Pete Caputa, formerly of Hubspot and now tearing it up at Databox, wrote a great article on this subject. https://blog.hubspot.com/sales/how-to-ask-your-prospect-tough-questions
5. Is it (current solution) working?
What are the existing problems, issues, concerns or missed opportunities in their current solution. The sentiment and tone of response will guide as to whether this represents an area you can add value and solve, or whether the opportunities to help are elsewhere.
‘Is it working?’ is not abrasive, but gets immediately to the point of revealing
6. Who else cares about (solving problem/opportunity revealed)?
Creating excitement in solving a problem or adding value is great, but the average B2B sale has 6.8 decision makers involved (https://hbr.org/2017/03/the-new-sales-imperative). Is your guy/gal a decision maker? Who is? And who else will be involved, influence or sign this off?
Asking who is the decision maker can undermine your prospect - or worse, they say they are, but this becomes a half truth at best, but only revealed when it's too late.
This question ensures you understand who else is incentivized to solve this and why, allowing you at probe how you can engage, demonstrate, convince and get the excitement in each and every stakeholder.
7. Where is this on your priorities today?
Excitement is great. Problems may feel like they are there to be solved. Opportunities a no brainer to unlock. But nothing happens if it is not important enough and time bound - ideally with a compelling reason.
This question reveals how important this is and allows you to subsequently determine the compelling event and timescale to a successful sale.
8. If we fixed that, what would that mean?
What is the value of making this change - solving this problem or exploiting this opportunity? What changes or happens? These may of course be financial, resources, focus, strategic, risk mitigation. It also may be very personal - and you should ask that too.
The subtly is in the word ‘we’. Subliminally ‘we’ are now going to solve this problem together.
9. Are you ready to solve this now?
Does urgency exist? Is there a compelling event? Why?

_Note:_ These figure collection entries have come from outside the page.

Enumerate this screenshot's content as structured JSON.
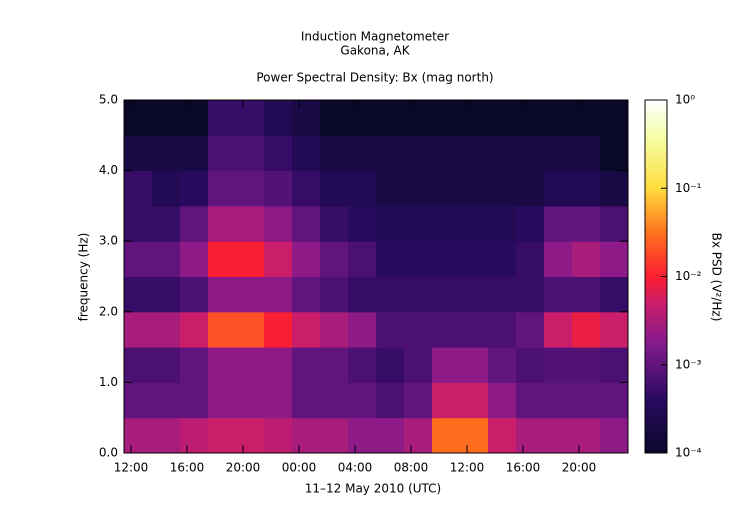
{
  "chart_data": {
    "type": "heatmap",
    "title": "Induction Magnetometer",
    "subtitle": "Gakona, AK",
    "plot_title": "Power Spectral Density: Bx (mag north)",
    "xlabel": "11–12 May 2010 (UTC)",
    "ylabel": "frequency (Hz)",
    "colorbar_label": "Bx PSD (V²/Hz)",
    "xlim": [
      -0.5,
      35.5
    ],
    "xticks": [
      {
        "value": 0,
        "label": "12:00"
      },
      {
        "value": 4,
        "label": "16:00"
      },
      {
        "value": 8,
        "label": "20:00"
      },
      {
        "value": 12,
        "label": "00:00"
      },
      {
        "value": 16,
        "label": "04:00"
      },
      {
        "value": 20,
        "label": "08:00"
      },
      {
        "value": 24,
        "label": "12:00"
      },
      {
        "value": 28,
        "label": "16:00"
      },
      {
        "value": 32,
        "label": "20:00"
      }
    ],
    "ylim": [
      0,
      5
    ],
    "yticks": [
      {
        "value": 0,
        "label": "0.0"
      },
      {
        "value": 1,
        "label": "1.0"
      },
      {
        "value": 2,
        "label": "2.0"
      },
      {
        "value": 3,
        "label": "3.0"
      },
      {
        "value": 4,
        "label": "4.0"
      },
      {
        "value": 5,
        "label": "5.0"
      }
    ],
    "xbins": [
      -0.5,
      1.5,
      3.5,
      5.5,
      7.5,
      9.5,
      11.5,
      13.5,
      15.5,
      17.5,
      19.5,
      21.5,
      23.5,
      25.5,
      27.5,
      29.5,
      31.5,
      33.5,
      35.5
    ],
    "ybins": [
      0,
      0.5,
      1,
      1.5,
      2,
      2.5,
      3,
      3.5,
      4,
      4.5,
      5
    ],
    "zlim": [
      0.0001,
      1
    ],
    "zscale": "log",
    "zticks": [
      {
        "value": 0.0001,
        "label": "10⁻⁴"
      },
      {
        "value": 0.001,
        "label": "10⁻³"
      },
      {
        "value": 0.01,
        "label": "10⁻²"
      },
      {
        "value": 0.1,
        "label": "10⁻¹"
      },
      {
        "value": 1,
        "label": "10⁰"
      }
    ],
    "z": [
      [
        0.003,
        0.003,
        0.004,
        0.005,
        0.005,
        0.004,
        0.003,
        0.003,
        0.002,
        0.002,
        0.003,
        0.03,
        0.03,
        0.005,
        0.003,
        0.003,
        0.003,
        0.002
      ],
      [
        0.001,
        0.001,
        0.001,
        0.002,
        0.002,
        0.002,
        0.001,
        0.001,
        0.001,
        0.0007,
        0.001,
        0.005,
        0.005,
        0.002,
        0.001,
        0.001,
        0.001,
        0.001
      ],
      [
        0.0007,
        0.0007,
        0.001,
        0.002,
        0.002,
        0.002,
        0.001,
        0.001,
        0.0007,
        0.0005,
        0.0007,
        0.002,
        0.002,
        0.001,
        0.0007,
        0.0008,
        0.0008,
        0.0007
      ],
      [
        0.003,
        0.003,
        0.005,
        0.02,
        0.02,
        0.01,
        0.005,
        0.003,
        0.002,
        0.0007,
        0.0007,
        0.0007,
        0.0007,
        0.0007,
        0.001,
        0.005,
        0.008,
        0.005
      ],
      [
        0.0005,
        0.0005,
        0.0007,
        0.002,
        0.002,
        0.002,
        0.001,
        0.0007,
        0.0005,
        0.0005,
        0.0005,
        0.0005,
        0.0005,
        0.0005,
        0.0005,
        0.0007,
        0.0007,
        0.0005
      ],
      [
        0.001,
        0.001,
        0.002,
        0.01,
        0.01,
        0.005,
        0.002,
        0.001,
        0.0007,
        0.0004,
        0.0004,
        0.0004,
        0.0004,
        0.0004,
        0.0005,
        0.002,
        0.003,
        0.002
      ],
      [
        0.0005,
        0.0005,
        0.001,
        0.003,
        0.003,
        0.002,
        0.001,
        0.0005,
        0.0004,
        0.0003,
        0.0003,
        0.0003,
        0.0003,
        0.0003,
        0.0004,
        0.001,
        0.001,
        0.0007
      ],
      [
        0.0005,
        0.0003,
        0.0004,
        0.001,
        0.001,
        0.0008,
        0.0005,
        0.0003,
        0.0003,
        0.0002,
        0.0002,
        0.0002,
        0.0002,
        0.0002,
        0.0002,
        0.0003,
        0.0003,
        0.0002
      ],
      [
        0.0002,
        0.0002,
        0.0002,
        0.0007,
        0.0007,
        0.0005,
        0.0003,
        0.0002,
        0.0002,
        0.0002,
        0.0002,
        0.0002,
        0.0002,
        0.0002,
        0.0002,
        0.0002,
        0.0002,
        0.0001
      ],
      [
        0.0001,
        0.0001,
        0.0001,
        0.0005,
        0.0005,
        0.0003,
        0.0002,
        0.0001,
        0.0001,
        0.0001,
        0.0001,
        0.0001,
        0.0001,
        0.0001,
        0.0001,
        0.0001,
        0.0001,
        0.0001
      ]
    ]
  }
}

If they are not yet ready to ‘solve this’, it will reveal the reasons, hurdles or timescales so that you can address, mitigate or work with.

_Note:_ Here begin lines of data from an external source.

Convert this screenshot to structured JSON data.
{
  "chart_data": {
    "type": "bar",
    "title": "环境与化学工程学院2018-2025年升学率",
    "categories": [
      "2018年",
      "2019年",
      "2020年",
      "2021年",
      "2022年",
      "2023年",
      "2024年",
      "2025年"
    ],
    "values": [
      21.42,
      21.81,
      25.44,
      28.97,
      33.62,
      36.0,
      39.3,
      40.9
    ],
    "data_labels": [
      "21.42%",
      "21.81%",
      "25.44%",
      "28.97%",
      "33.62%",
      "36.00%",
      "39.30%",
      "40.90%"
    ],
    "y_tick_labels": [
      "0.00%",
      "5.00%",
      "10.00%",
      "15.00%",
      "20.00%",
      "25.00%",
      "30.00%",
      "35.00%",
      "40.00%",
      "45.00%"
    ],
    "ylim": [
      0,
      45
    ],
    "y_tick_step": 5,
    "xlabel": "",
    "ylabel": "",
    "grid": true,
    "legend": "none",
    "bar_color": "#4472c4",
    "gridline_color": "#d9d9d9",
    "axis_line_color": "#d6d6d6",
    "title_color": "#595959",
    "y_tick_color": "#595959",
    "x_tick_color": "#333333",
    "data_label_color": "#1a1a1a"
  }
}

Or reveal that it is not as compelling as the excitement or fit initially suggested.
10. If I can propose a solution, what would we need to do to make that happen?
Before even revealing how, can we understand the steps to making this happen. This presents a clear roadmap on how such a solution gets approved.
It's also coupling the solution just about (but not yet) revealed to this roadmap or series of actions.
11. What’s going to stop us working together by xx (‘end of this month’)?
Tried and tested to reveal any hurdles or actions not yet spoken or discussed, but the key is to make this time-bound. What will stop this potentially happening within a timescale you are just about to add to your CRM? What are the risks, hurdles, people and required actions that may stop, or delay this happening.
12. What’s stopped you solving this previously?
Likely the problem or opportunity isn’t new. And it hasn’t been previously fixed. Why? Priorities? Cost? Ability?
But what has changed? Is it as simple as you present a unique way to them to achieve this within the commercials, resources and power they possess?
Or has it not been compelling enough, high enough priority, tried and failed or so on.
13. What are your other options to solve this?
Whilst this can reveal direct competitors, the likely competition will be to do nothing, or an alternative way to achieve the desired outcome.
By understanding, dismissing, articulating the benefits and value over these alternatives, your solution can become the ‘best solution’.